Wednesday, August 22, 2007

EXERCISE 1-Pre-Final

*Hardrive*
-is a non-volatile storage device which stores digitally encoded data on rapidly rotating platters with magnetic surfaces. Strictly speaking, "drive" refers to a device distinct from its medium, such as a tape drive and its tape, or a floppy disk drive and its floppy disk. Early HDDs had removable media; however, an HDD today is typically a sealed unit with fixed media.

The Platters
-A hard disk platter (or disk) is a component of a hard disk drive: it is the circular disk on which the magnetic data are stored. The rigid nature of the platters in a hard drive is what gives them their name (as opposed to the flexible materials which are used to make floppy disks). Hard drives typically have several platters which are mounted on the same spindle.

Spindle/Motor
-The spindle motor, also sometimes called the spindle shaft, is responsible for turning the hard disk platters, allowing the hard drive to operate. The spindle motor is sort of a "work horse" of the hard disk. It's not flashy, but it must provide stable, reliable and consistent turning power for thousands of hours of often continuous use, to allow the hard disk to function properly. In fact, many drive failures are actually failures with the spindle motor, not the data storage systems. Spindle is the axis on which the platters of a computer hard disk spin. Database performance can be improved by spindling, the action of mounting data files and index files on different hard disks so that contention for read or write resources is diminished.


The read/Writer Heads
- Disk read/write heads are mechanisms that read data from or write data to disk drives. The heads have gone through a number of changes over the years.

Ribbon Cable
-A ribbon cable (also known as multi-wire planar cable) is a cable with many conducting wires running parallel to each other on the same flat plane. As a result the cable is wide and flat rather than round. Its name comes from the resemblance of the cable to a piece of ribbon (which is likewise wide and flat).

Base Casting
-The bottom of the disk is often called the base casting, the name coming from the manufacturing process used to create the single piece of aluminum from which it is normally made.

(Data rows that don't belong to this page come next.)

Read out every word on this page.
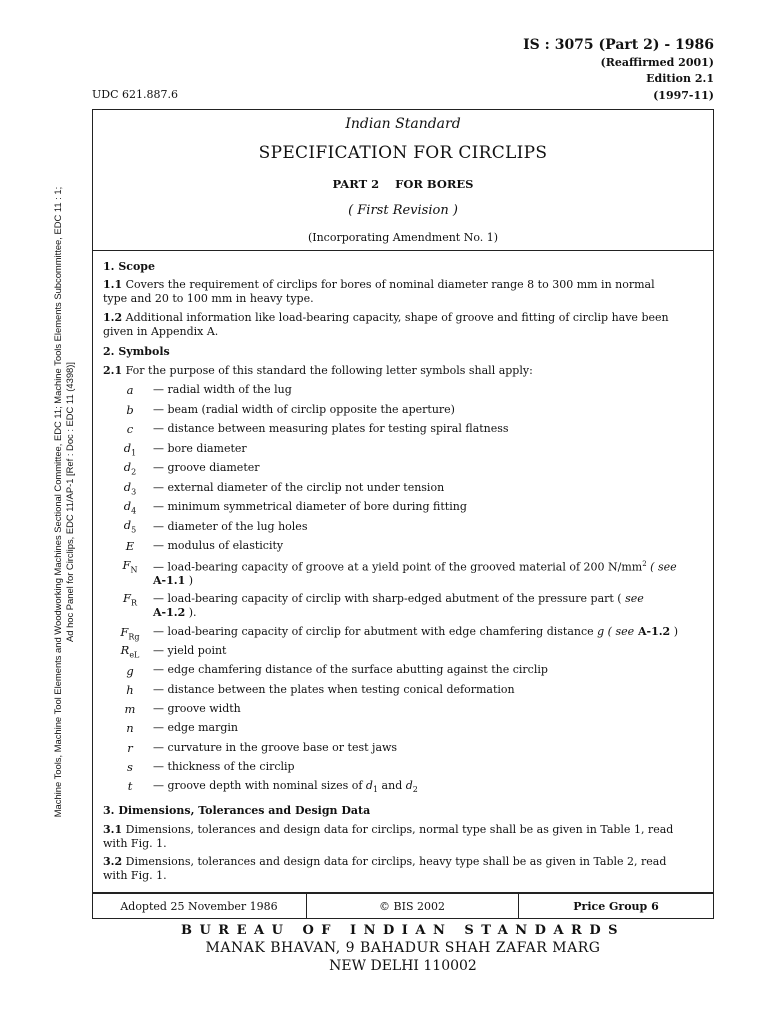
IS : 3075 (Part 2) - 1986
(Reaffirmed 2001)
Edition 2.1
(1997-11)
UDC 621.887.6
Machine Tools, Machine Tool Elements and Woodworking Machines Sectional Committee, EDC 11; Machine Tools Elements Subcommittee, EDC 11 : 1; Ad hoc Panel for Circlips, EDC 11/AP-1 [Ref : Doc : EDC 11 (4398)]
Indian Standard
SPECIFICATION FOR CIRCLIPS
PART 2    FOR BORES
( First Revision )
(Incorporating Amendment No. 1)
1. Scope
1.1 Covers the requirement of circlips for bores of nominal diameter range 8 to 300 mm in normal
type and 20 to 100 mm in heavy type.
1.2 Additional information like load-bearing capacity, shape of groove and fitting of circlip have been
given in Appendix A.
2. Symbols
2.1 For the purpose of this standard the following letter symbols shall apply:
a	— radial width of the lug
b	— beam (radial width of circlip opposite the aperture)
c	— distance between measuring plates for testing spiral flatness
$d_1$	— bore diameter
$d_2$	— groove diameter
$d_3$	— external diameter of the circlip not under tension
$d_4$	— minimum symmetrical diameter of bore during fitting
$d_5$	— diameter of the lug holes
E	— modulus of elasticity
$F_N$ — load-bearing capacity of groove at a yield point of the grooved material of 200 $N/mm^2$ ( see
A-1.1 )
$F_R$ — load-bearing capacity of circlip with sharp-edged abutment of the pressure part ( see
A-1.2 ).
$F_{Rg}$ — load-bearing capacity of circlip for abutment with edge chamfering distance g ( see A-1.2 )
$R_{eL}$ — yield point
g	— edge chamfering distance of the surface abutting against the circlip
h	— distance between the plates when testing conical deformation
m	— groove width
n	— edge margin
r	— curvature in the groove base or test jaws
s	— thickness of the circlip
t	— groove depth with nominal sizes of $d_1$ and $d_2$
3. Dimensions, Tolerances and Design Data
3.1 Dimensions, tolerances and design data for circlips, normal type shall be as given in Table 1, read
with Fig. 1.
3.2 Dimensions, tolerances and design data for circlips, heavy type shall be as given in Table 2, read
with Fig. 1.
Adopted 25 November 1986	© BIS 2002	Price Group 6
BUREAU OF INDIAN STANDARDS
MANAK BHAVAN, 9 BAHADUR SHAH ZAFAR MARG
NEW DELHI 110002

The drive mechanics are placed into the base casting, and another piece of usually aluminum is placed on top to enclose the heads and platters. A rubber gasket is placed between the base and cover to ensure a tight seal. On some drives, a metallic tape seal is applied around the perimeter of the drive to fully enclose the drive. The exact shape of the base and cover can vary significantly from drive to drive.


*Motherboard*
-is the central or primary circuit board making up a complex electronic system, such as a modern computer. It is also known as a mainboard, baseboard, system board, or, on Apple computers, a logic board, and is sometimes abbreviated as mobo.

IDE Connector
-Most motherboards have two IDE connectors, which allow two drives to be attached to each connector. One drive is set to master and the other drive is set to slave by using a jumper that is normally located on the back of the drive. This allows a total of four IDE devices, (or drives), to be attached to a typical computer.

Processor Socket
- widely used to describe the connector linking the motherboard to the CPU(s) in certain types of desktop and server computers, particularly those compatible with the Intel x86 architecture.

AGP
-(also called Advanced Graphics Port, often shortened to AGP) is a high-speed point-to-point channel for attaching a graphics card to a computer's motherboard, primarily to assist in the acceleration of 3D computer graphics.

PCI
-is a computer expansion card interface format. It was designed to replace CI, PCI-X (interface card interface) and AGP (graphics card interface). PCIe is based around serial links called lanes.

SATA
-is a computer bus primarily designed for transfer of data between a computer and storage devices (like hard disks or optical drives).

South Bridge
-The south bridge is often referred to as the I/O controller. The features of the south bridge change less often than the those of the north bridge. From chipset to chipset, nearly all south bridges have support for integrated sound, LAN and modem, ATA and USB.

Memory
-Memory refer to computer components, devices and recording media that retain digital data used for computing for some interval of time. Computer storage provides one of the core functions of the modern computer, that of information retention.

*Monitor*
-A computer display device. A computer programming utility for examining and modifying memory-resident machine code programs. A programming interface for synchronising concurrent access to a set of variables in a computer program. A hardware device that measures electrical events such as pulses or voltage levels in a digital computer.

*System Unit*
-The main part, processing unit and devices, of a microcomputer is a system unit.

*Keyboard*
-is a peripheral partially modelled after the typewriter keyboard. Keyboards are designed for the input of text and characters and also to control the operation of a computer.

*Printer*
-produces a hard copy (permanent human-readable text and/or graphics) of documents stored in electronic form, usually on physical print media such as paper or transparencies.

*Mouse*
-functions as a pointing device by detecting two-dimensional motion relative to its supporting surface. Physically, a mouse consists of a small case, held under one of the user's hands, with one or more buttons.